BARNSLEY has far fewer teenagers in care than previous years but the number of younger children going into care has increased.
Hilary Owen, Barnsley Council's assistant executive director for safeguarding, health and social care, made the disclosure while speaking about children's social care and the town's care population at a council meeting.
She said there are currently 235 children in care in Barnsley - a drop in comparison to previous data from 2007/8 when there were 265.
Hilary said: "The age profile of those coming into care has changed significantly and there are far fewer teenagers in care, but the birth to fives has increased."
Scrutiny committee member, Cllr Charlie Wraith, asked if there was a safeguarding problem with children running away from home when in care.
Hilary told him it is something the council is 'reasonably good at' and uses 'Safe@Last', a charity that works with young people at risk through running away.

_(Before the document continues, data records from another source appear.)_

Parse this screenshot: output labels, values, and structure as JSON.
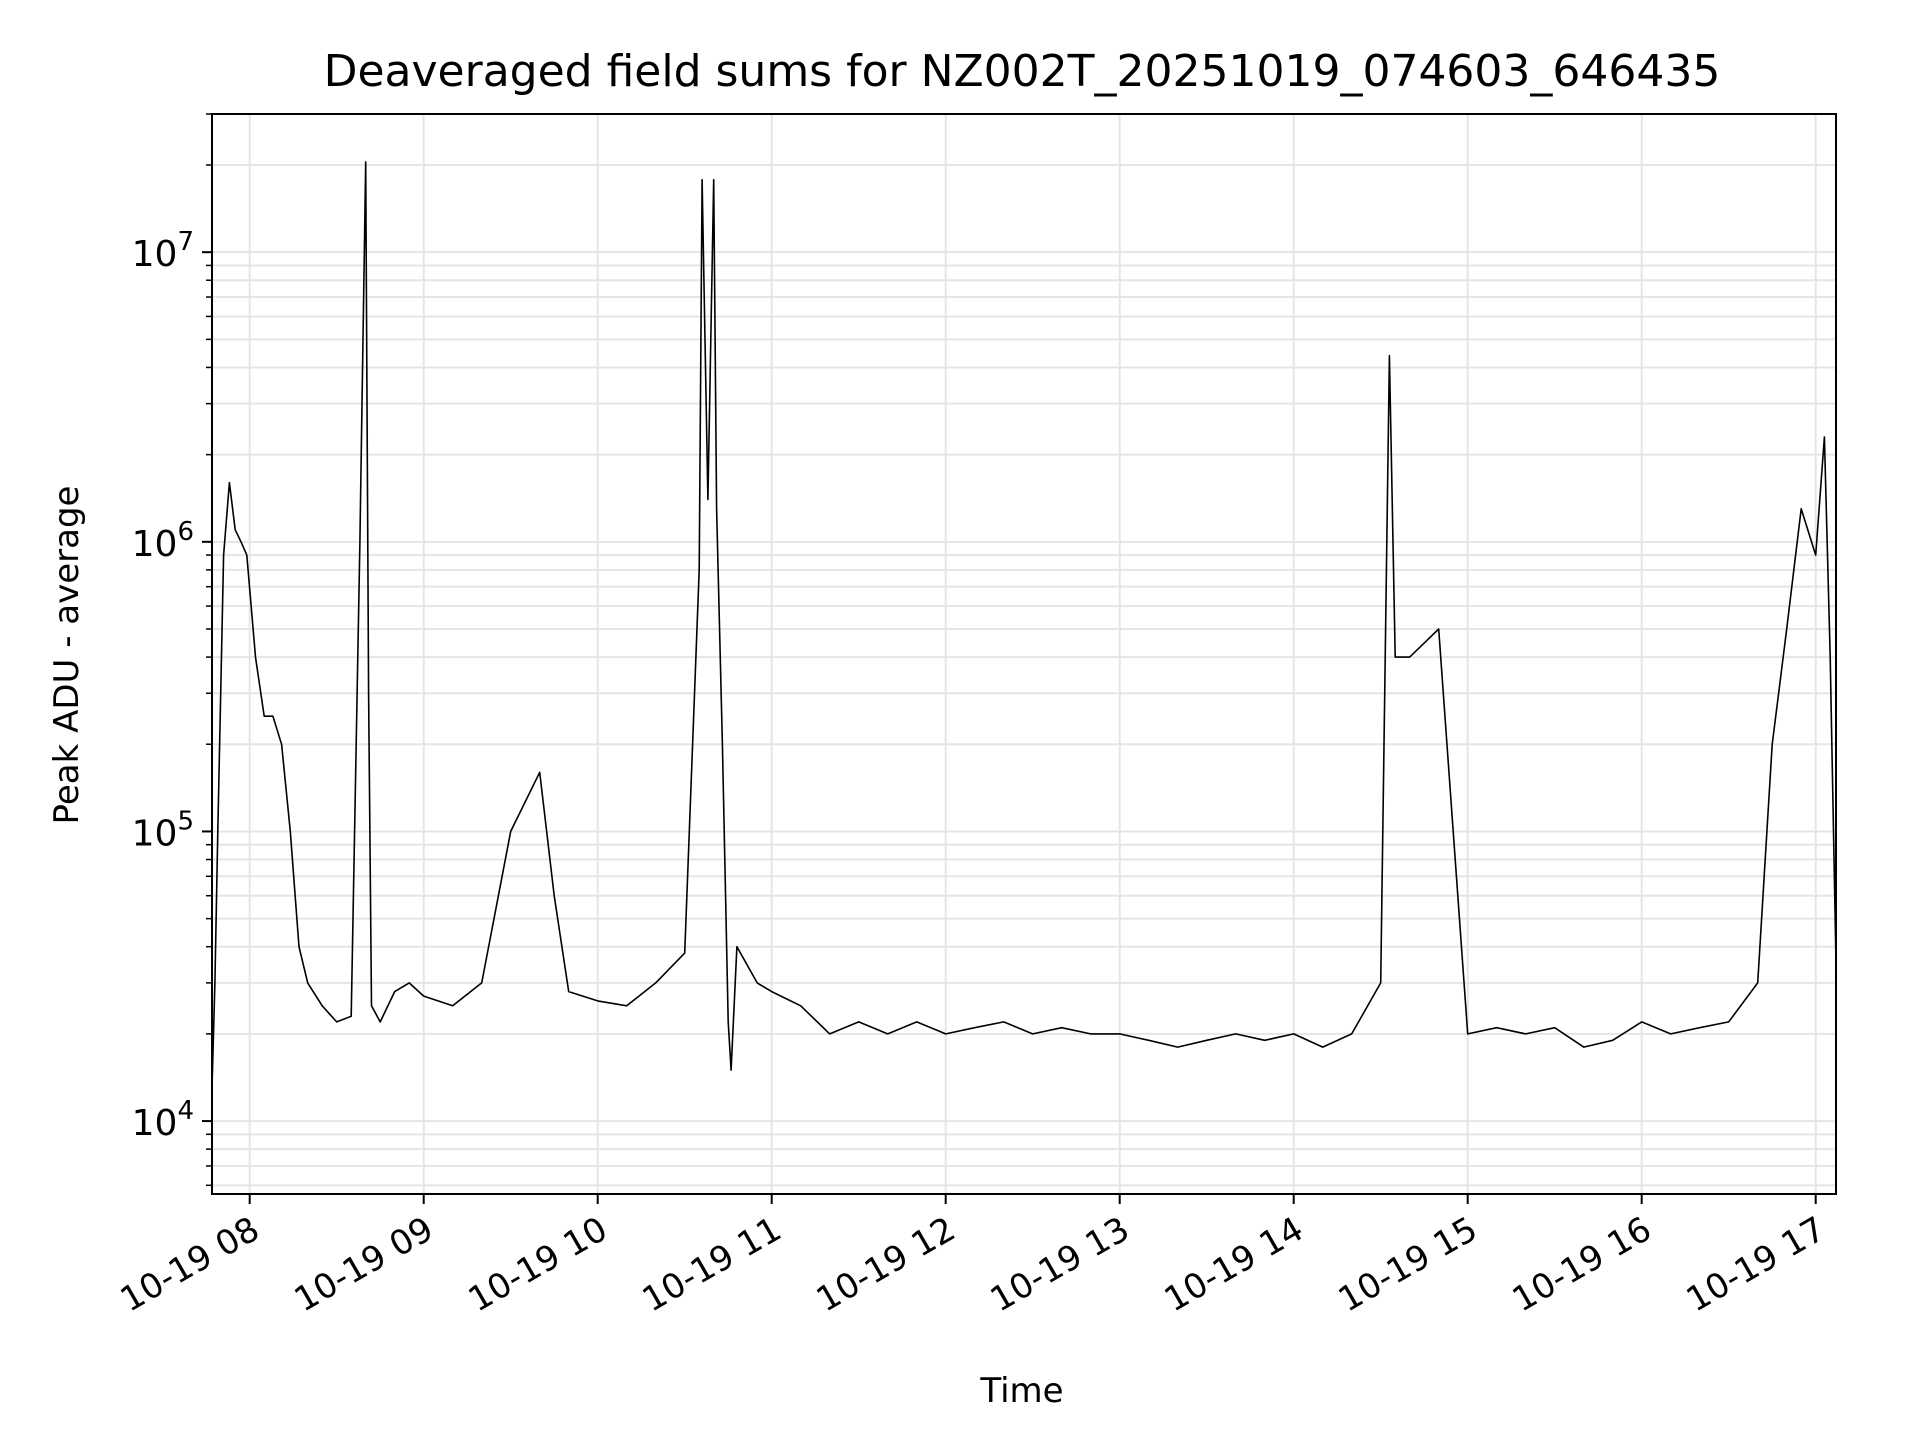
{
  "chart_data": {
    "type": "line",
    "title": "Deaveraged field sums for NZ002T_20251019_074603_646435",
    "xlabel": "Time",
    "ylabel": "Peak ADU - average",
    "yscale": "log",
    "ylim": [
      5600,
      30000000
    ],
    "xlim": [
      "2025-10-19 07:47",
      "2025-10-19 17:07"
    ],
    "grid": true,
    "line_color": "#000000",
    "grid_color": "#e5e5e5",
    "x_ticks": [
      {
        "label": "10-19 08",
        "value": "2025-10-19 08:00"
      },
      {
        "label": "10-19 09",
        "value": "2025-10-19 09:00"
      },
      {
        "label": "10-19 10",
        "value": "2025-10-19 10:00"
      },
      {
        "label": "10-19 11",
        "value": "2025-10-19 11:00"
      },
      {
        "label": "10-19 12",
        "value": "2025-10-19 12:00"
      },
      {
        "label": "10-19 13",
        "value": "2025-10-19 13:00"
      },
      {
        "label": "10-19 14",
        "value": "2025-10-19 14:00"
      },
      {
        "label": "10-19 15",
        "value": "2025-10-19 15:00"
      },
      {
        "label": "10-19 16",
        "value": "2025-10-19 16:00"
      },
      {
        "label": "10-19 17",
        "value": "2025-10-19 17:00"
      }
    ],
    "y_ticks": [
      {
        "base": "10",
        "exp": "4",
        "value": 10000
      },
      {
        "base": "10",
        "exp": "5",
        "value": 100000
      },
      {
        "base": "10",
        "exp": "6",
        "value": 1000000
      },
      {
        "base": "10",
        "exp": "7",
        "value": 10000000
      }
    ],
    "series": [
      {
        "x": [
          "07:47",
          "07:48",
          "07:49",
          "07:51",
          "07:53",
          "07:55",
          "07:57",
          "07:59",
          "08:02",
          "08:05",
          "08:08",
          "08:11",
          "08:14",
          "08:17",
          "08:20",
          "08:25",
          "08:30",
          "08:35",
          "08:38",
          "08:40",
          "08:41",
          "08:42",
          "08:45",
          "08:50",
          "08:55",
          "09:00",
          "09:10",
          "09:20",
          "09:30",
          "09:40",
          "09:45",
          "09:50",
          "10:00",
          "10:10",
          "10:20",
          "10:30",
          "10:35",
          "10:36",
          "10:38",
          "10:40",
          "10:41",
          "10:43",
          "10:45",
          "10:46",
          "10:48",
          "10:55",
          "11:00",
          "11:10",
          "11:20",
          "11:30",
          "11:40",
          "11:50",
          "12:00",
          "12:10",
          "12:20",
          "12:30",
          "12:40",
          "12:50",
          "13:00",
          "13:10",
          "13:20",
          "13:30",
          "13:40",
          "13:50",
          "14:00",
          "14:10",
          "14:20",
          "14:30",
          "14:33",
          "14:35",
          "14:40",
          "14:50",
          "15:00",
          "15:10",
          "15:20",
          "15:30",
          "15:40",
          "15:50",
          "16:00",
          "16:10",
          "16:20",
          "16:30",
          "16:40",
          "16:45",
          "16:50",
          "16:55",
          "17:00",
          "17:03",
          "17:05",
          "17:07"
        ],
        "y": [
          13000,
          30000,
          100000,
          900000,
          1600000,
          1100000,
          1000000,
          900000,
          400000,
          250000,
          250000,
          200000,
          100000,
          40000,
          30000,
          25000,
          22000,
          23000,
          1000000,
          20500000,
          300000,
          25000,
          22000,
          28000,
          30000,
          27000,
          25000,
          30000,
          100000,
          160000,
          60000,
          28000,
          26000,
          25000,
          30000,
          38000,
          800000,
          17800000,
          1400000,
          17800000,
          1300000,
          200000,
          22000,
          15000,
          40000,
          30000,
          28000,
          25000,
          20000,
          22000,
          20000,
          22000,
          20000,
          21000,
          22000,
          20000,
          21000,
          20000,
          20000,
          19000,
          18000,
          19000,
          20000,
          19000,
          20000,
          18000,
          20000,
          30000,
          4400000,
          400000,
          400000,
          500000,
          20000,
          21000,
          20000,
          21000,
          18000,
          19000,
          22000,
          20000,
          21000,
          22000,
          30000,
          200000,
          500000,
          1300000,
          900000,
          2300000,
          400000,
          35000
        ]
      }
    ]
  }
}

"Safe@Last, who we commission, provides return interviews with every child that runs away and they speak to the child and represent their interests."

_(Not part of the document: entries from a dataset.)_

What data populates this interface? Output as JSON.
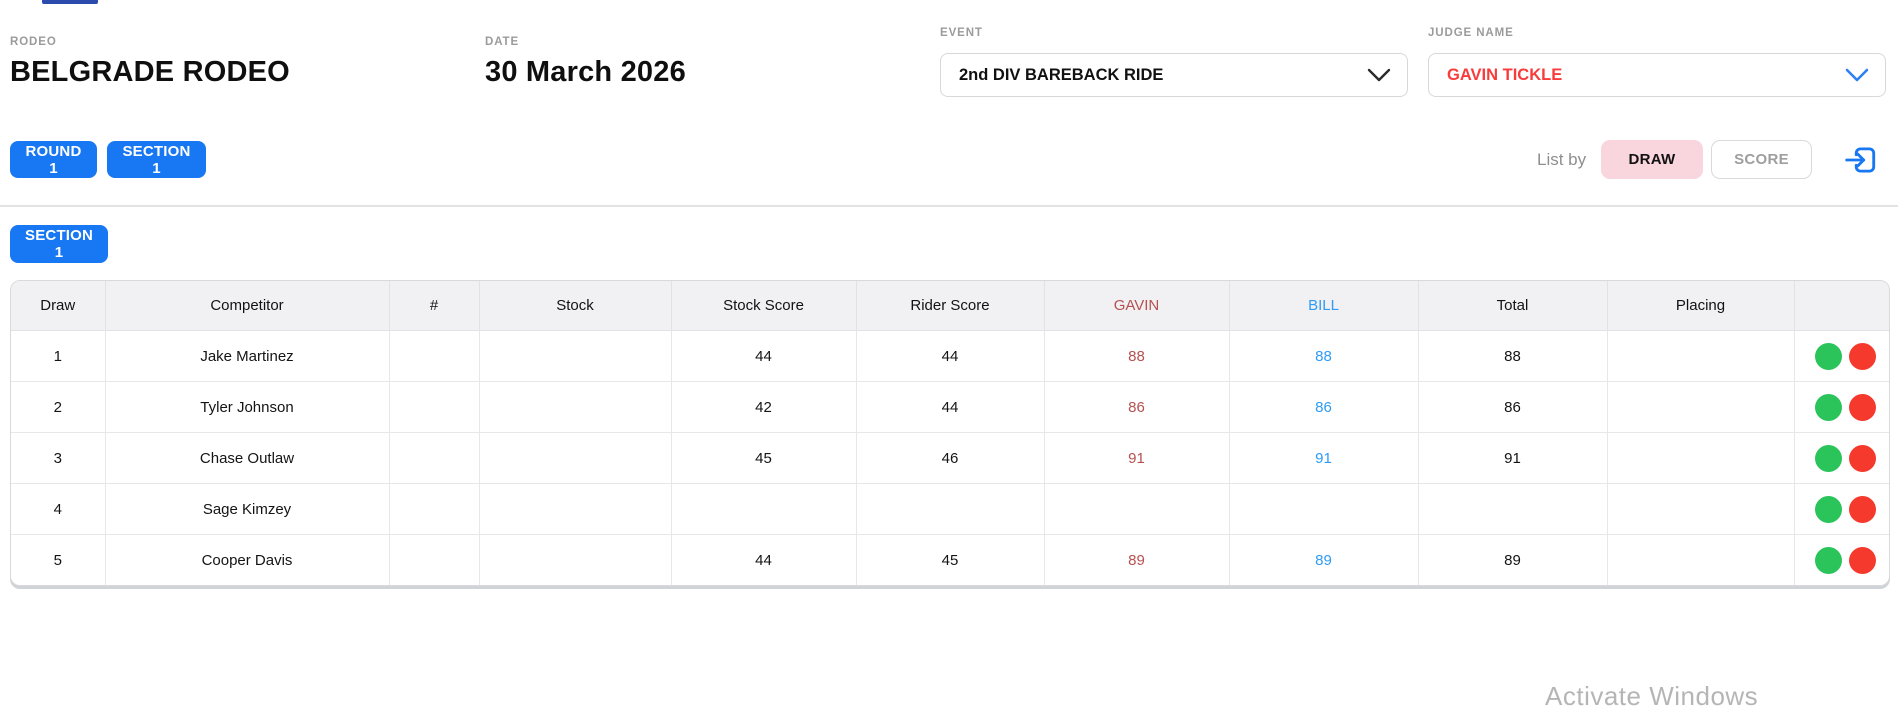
{
  "header": {
    "rodeo_label": "RODEO",
    "rodeo_name": "BELGRADE RODEO",
    "date_label": "DATE",
    "date_value": "30 March 2026",
    "event_label": "EVENT",
    "event_value": "2nd DIV BAREBACK RIDE",
    "judge_label": "JUDGE NAME",
    "judge_value": "GAVIN TICKLE"
  },
  "toolbar": {
    "round_button": "ROUND 1",
    "section_button": "SECTION 1",
    "list_by_label": "List by",
    "draw_button": "DRAW",
    "score_button": "SCORE"
  },
  "section_bar": {
    "section_button": "SECTION 1"
  },
  "table": {
    "columns": [
      {
        "key": "draw",
        "label": "Draw"
      },
      {
        "key": "competitor",
        "label": "Competitor"
      },
      {
        "key": "num",
        "label": "#"
      },
      {
        "key": "stock",
        "label": "Stock"
      },
      {
        "key": "stock_score",
        "label": "Stock Score"
      },
      {
        "key": "rider_score",
        "label": "Rider Score"
      },
      {
        "key": "gavin",
        "label": "GAVIN"
      },
      {
        "key": "bill",
        "label": "BILL"
      },
      {
        "key": "total",
        "label": "Total"
      },
      {
        "key": "placing",
        "label": "Placing"
      },
      {
        "key": "actions",
        "label": ""
      }
    ],
    "rows": [
      {
        "draw": "1",
        "competitor": "Jake Martinez",
        "num": "",
        "stock": "",
        "stock_score": "44",
        "rider_score": "44",
        "gavin": "88",
        "bill": "88",
        "total": "88",
        "placing": ""
      },
      {
        "draw": "2",
        "competitor": "Tyler Johnson",
        "num": "",
        "stock": "",
        "stock_score": "42",
        "rider_score": "44",
        "gavin": "86",
        "bill": "86",
        "total": "86",
        "placing": ""
      },
      {
        "draw": "3",
        "competitor": "Chase Outlaw",
        "num": "",
        "stock": "",
        "stock_score": "45",
        "rider_score": "46",
        "gavin": "91",
        "bill": "91",
        "total": "91",
        "placing": ""
      },
      {
        "draw": "4",
        "competitor": "Sage Kimzey",
        "num": "",
        "stock": "",
        "stock_score": "",
        "rider_score": "",
        "gavin": "",
        "bill": "",
        "total": "",
        "placing": ""
      },
      {
        "draw": "5",
        "competitor": "Cooper Davis",
        "num": "",
        "stock": "",
        "stock_score": "44",
        "rider_score": "45",
        "gavin": "89",
        "bill": "89",
        "total": "89",
        "placing": ""
      }
    ]
  },
  "icons": {
    "event_chevron": "chevron-down",
    "judge_chevron": "chevron-down",
    "exit": "exit-arrow-into-box"
  },
  "watermark": {
    "text": "Activate Windows"
  },
  "colors": {
    "primary_blue": "#1877F2",
    "judge_red": "#fa3b3b",
    "gavin_column_red": "#b55150",
    "bill_column_blue": "#2e9bf6",
    "draw_pill_pink": "#f9d6de",
    "green_circle": "#2bc45a",
    "red_circle": "#f6392d",
    "top_sliver_blue": "#2b4bad"
  }
}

Committee member Cllr Gill Carr asked about children admitted to hospital for treatment, and wanted to know what happens if a doctor is not sure if an injury in an accidental or deliberate.
Hilary assured members there are no children leaving hospital where a professional view hasn't been expressed about the cause of an injury.
The new committee has been set up to look at safeguarding arrangements for young people and how concerns raised by Ofsted in August last year are being addressed, after it found several key areas 'inadequate'.
The council has developed five safeguarding aims for youngsters, which are keeping them safe from maltreatment, neglect and sexual exploitation, accidental injury, bullying and discrimination, crime and antisocial behaviour and ensuring they are secure, stable and well cared for.